A new standard for the Plastic Age

As the world negotiates a global plastics treaty, UTOPIA offers a way to go beyond visual metaphors and toward quantitative understanding.

“We’re not forecasting disaster,” says MacLeod. “We’re creating a framework to understand what’s already happening—and we’re inviting others to help make it better.”

On World Environment Day, with its rallying cry to “beat plastic pollution”, this work reminds us: it’s not enough to clean up the beach. We need to understand the invisible particles that linger, accumulate, and migrate.
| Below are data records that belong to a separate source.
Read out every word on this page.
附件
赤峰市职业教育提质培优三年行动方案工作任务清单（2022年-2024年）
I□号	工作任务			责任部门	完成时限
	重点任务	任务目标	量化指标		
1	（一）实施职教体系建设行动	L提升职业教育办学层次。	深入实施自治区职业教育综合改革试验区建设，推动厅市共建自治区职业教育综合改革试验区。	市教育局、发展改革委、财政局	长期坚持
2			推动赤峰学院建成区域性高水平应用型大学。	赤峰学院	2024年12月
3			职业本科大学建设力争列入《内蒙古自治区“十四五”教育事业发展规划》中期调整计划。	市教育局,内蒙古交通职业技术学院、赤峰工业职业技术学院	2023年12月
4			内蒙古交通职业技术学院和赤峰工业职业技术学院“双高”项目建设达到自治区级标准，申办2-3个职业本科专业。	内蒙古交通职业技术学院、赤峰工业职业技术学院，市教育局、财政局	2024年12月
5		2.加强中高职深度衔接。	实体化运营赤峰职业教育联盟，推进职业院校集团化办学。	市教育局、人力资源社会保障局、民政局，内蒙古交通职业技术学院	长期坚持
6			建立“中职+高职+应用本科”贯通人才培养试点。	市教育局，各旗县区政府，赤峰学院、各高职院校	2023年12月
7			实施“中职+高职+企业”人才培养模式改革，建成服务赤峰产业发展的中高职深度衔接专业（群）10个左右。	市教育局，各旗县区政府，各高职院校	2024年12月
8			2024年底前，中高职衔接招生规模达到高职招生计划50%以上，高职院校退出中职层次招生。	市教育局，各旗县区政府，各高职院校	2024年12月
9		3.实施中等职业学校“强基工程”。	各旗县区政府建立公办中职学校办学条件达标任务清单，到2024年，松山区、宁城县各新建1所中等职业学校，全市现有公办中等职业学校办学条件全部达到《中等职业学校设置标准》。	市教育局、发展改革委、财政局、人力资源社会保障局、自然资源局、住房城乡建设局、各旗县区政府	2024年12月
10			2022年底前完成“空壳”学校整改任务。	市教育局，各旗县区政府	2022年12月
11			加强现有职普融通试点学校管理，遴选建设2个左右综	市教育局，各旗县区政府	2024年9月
UTOPIA may not save the world from plastic—but it just might help us learn how.

Access UTOPIA

Key concepts in environmental pollution and plastic fate

Some of the terms used in this story are common in environmental science and pollution modelling. Here's a quick guide to help you follow along:

Mass balance model

A method scientists use to track how much of a substance enters the environment, how it moves, and where it ultimately ends up.

Microplastics

Plastic fragments smaller than 5 millimeters, often formed as larger plastics break apart.

Nanoplastics

Ultra-small plastic particles—measured in billionths of a meter—that result from ongoing fragmentation.

Fragmentation

The process by which plastic breaks down into smaller and smaller pieces, due to sunlight, mechanical forces, or chemical weathering.

Sink

A part of the environment where pollutants accumulate and stay for long periods—such as ocean sediments, soils, or deep lakes.

Exposure

The potential for organisms (including humans) to come into contact with a pollutant, either through air, water, soil, or food.